Hypothesis / aims of study
Sacral Neuromodulation (SNM) has been found effective for the treatment of ”dry and wet” overactive bladder (OAB), Bladder Pain Syndrome/interstitial cystitis (BPS/IC) and voiding dysfunction (VD). Our department was one of the first two in Canada that started SNM treatment in 1994. Several studies show the safety and efficacy of SNM at short- and medium- term follow-up [1][2][3]. In this study, we review the long-term outcomes and complications of SNM treatment for any indication.
Study design, materials and methods
This was a retrospective study of all patients who underwent test phase (peripheral nerve evaluation- PNE and/or 1st stage procedure) and then SNM by a single surgeon from 1994 – 2017. The primary outcome was to assess long-term outcomes of SNM using the global response assessment scale. This included percent improvement in pain, as well as storage lower urinary tract symptoms (urinary frequency, urgency, urge incontinence, and nocturia), and voiding lower urinary tract symptoms (weak stream, hesitancy, intermittency, straining and bladder emptying). Secondary outcomes included number of revisions, reason for revision, complications and rate of device removal.
Results
Total of 434 patients were included with 373 (86%) female and 61 (14%) male patients. All patients underwent Test Phase and 241/435 (55%) patients eventually received a SNM implant. Mean age at time of implant was 49 years. Of the patients that received SNM implant, 118 (49%) had a diagnosis of BPS/IC, 24/241 (10%) with VD, 86/241 (36%) with OAB, and 13/241 (5%) with neurogenic lower urinary tract dysfunction (NLUTD).
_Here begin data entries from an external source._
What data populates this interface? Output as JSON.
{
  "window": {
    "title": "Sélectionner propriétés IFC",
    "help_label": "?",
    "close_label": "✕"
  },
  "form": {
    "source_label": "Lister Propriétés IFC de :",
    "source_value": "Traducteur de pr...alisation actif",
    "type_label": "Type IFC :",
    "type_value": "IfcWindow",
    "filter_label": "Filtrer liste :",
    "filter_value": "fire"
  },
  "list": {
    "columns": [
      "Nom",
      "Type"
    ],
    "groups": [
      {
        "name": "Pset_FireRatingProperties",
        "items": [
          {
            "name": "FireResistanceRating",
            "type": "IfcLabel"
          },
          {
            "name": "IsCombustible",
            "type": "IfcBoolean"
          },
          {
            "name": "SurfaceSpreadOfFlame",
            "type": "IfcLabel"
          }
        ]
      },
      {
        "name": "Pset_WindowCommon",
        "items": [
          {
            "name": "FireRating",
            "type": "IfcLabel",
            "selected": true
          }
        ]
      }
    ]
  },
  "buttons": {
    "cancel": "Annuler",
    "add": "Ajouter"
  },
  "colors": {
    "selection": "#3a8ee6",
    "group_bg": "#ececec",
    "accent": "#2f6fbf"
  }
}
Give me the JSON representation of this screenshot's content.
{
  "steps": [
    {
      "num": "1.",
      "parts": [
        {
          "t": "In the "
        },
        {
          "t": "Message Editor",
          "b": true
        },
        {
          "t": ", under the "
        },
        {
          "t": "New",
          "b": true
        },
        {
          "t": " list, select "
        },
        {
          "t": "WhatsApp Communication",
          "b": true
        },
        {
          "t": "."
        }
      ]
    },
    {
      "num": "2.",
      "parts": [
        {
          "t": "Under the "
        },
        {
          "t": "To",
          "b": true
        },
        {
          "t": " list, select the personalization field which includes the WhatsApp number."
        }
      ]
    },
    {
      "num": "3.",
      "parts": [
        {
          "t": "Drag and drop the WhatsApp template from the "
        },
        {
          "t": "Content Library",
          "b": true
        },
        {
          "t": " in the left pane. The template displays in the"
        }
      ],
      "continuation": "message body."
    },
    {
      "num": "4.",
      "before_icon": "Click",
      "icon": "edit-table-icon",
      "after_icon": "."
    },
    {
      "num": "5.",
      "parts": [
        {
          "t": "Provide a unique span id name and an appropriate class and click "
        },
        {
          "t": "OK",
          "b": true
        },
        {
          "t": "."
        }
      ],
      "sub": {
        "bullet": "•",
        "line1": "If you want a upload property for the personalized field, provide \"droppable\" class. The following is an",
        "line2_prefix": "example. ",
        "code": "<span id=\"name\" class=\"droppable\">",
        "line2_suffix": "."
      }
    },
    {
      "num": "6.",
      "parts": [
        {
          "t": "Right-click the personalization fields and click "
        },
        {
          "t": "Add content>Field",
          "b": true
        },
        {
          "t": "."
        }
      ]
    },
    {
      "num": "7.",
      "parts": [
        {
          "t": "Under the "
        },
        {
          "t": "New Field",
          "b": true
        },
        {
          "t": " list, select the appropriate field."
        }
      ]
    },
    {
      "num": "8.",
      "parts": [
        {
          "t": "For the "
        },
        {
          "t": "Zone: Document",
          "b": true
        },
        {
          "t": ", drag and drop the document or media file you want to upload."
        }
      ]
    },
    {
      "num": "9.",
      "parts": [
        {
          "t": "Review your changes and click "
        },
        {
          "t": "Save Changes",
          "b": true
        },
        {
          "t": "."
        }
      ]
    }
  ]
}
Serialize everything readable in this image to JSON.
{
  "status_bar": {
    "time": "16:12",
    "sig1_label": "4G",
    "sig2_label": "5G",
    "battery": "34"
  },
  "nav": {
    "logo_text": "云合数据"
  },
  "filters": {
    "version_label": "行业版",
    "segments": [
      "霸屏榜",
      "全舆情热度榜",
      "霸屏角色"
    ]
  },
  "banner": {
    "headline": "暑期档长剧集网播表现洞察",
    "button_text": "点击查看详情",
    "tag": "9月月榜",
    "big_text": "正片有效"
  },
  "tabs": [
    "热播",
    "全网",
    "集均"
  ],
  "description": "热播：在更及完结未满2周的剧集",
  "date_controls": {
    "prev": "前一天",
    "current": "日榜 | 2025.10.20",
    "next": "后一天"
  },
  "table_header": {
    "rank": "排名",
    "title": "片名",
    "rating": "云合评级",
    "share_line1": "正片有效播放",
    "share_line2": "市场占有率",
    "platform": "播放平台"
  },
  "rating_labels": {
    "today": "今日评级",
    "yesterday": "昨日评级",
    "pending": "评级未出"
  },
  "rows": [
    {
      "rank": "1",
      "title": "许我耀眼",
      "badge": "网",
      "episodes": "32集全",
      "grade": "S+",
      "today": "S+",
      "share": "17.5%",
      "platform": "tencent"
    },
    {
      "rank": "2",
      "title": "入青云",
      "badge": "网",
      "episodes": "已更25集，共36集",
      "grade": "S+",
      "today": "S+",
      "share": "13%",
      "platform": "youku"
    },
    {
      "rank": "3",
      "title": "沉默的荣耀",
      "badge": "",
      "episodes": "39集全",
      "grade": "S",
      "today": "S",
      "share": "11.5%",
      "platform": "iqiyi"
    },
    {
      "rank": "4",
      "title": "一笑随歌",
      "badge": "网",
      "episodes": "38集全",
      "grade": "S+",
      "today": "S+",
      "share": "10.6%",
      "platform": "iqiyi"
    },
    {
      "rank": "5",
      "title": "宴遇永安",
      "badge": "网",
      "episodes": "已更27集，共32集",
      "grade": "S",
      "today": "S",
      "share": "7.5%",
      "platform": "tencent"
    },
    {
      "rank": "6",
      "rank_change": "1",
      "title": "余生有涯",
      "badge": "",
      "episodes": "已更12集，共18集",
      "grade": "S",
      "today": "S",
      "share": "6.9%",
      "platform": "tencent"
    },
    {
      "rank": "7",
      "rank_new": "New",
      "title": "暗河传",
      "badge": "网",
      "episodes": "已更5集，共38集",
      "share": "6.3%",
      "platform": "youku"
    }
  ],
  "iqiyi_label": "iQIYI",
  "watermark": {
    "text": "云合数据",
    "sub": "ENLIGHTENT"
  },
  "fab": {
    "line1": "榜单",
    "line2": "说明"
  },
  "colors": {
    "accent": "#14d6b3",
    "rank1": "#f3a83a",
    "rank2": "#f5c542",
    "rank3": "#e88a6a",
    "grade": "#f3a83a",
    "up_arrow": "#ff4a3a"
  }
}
Mean follow-up time was 5.8 years (1 month–20.5 years). 76/241 (32%) devices were removed due to device failure or complication. 167/241 (69%) patients underwent at least one follow-up surgical revision [Figure 1]. The mean percentage improvement in symptoms on the last follow-up (mean 6.4 years) for patients with successful SNM was 69%. At the end of data collection, 166/241 (69%) devices remained in-situ with ongoing follow-up [Figure 2].
Interpretation of results
This retrospective study provides valuable insight due to the long-term follow-up. Moreover, we now have a better understanding of the common complications and rate of these complications that patients experience in the long run. Lastly, a mean improvement of 69% in symptoms highlights the serious consideration that SNM needs to be given by Urologists when looking for options for patients with a variety of different urologic concerns.
Concluding message
Traditionally patients with OAB, VD and IC, who failed conservative measures were left only with highly invasive options, such as augmentation cystoplasty and urinary diversions. In this chart review, we find that SNM is an effective option prior to major surgical interventions. There is a high revision rate but overall, SNM is a minimally invasive procedure with a good safety profile and excellent long-term outcomes.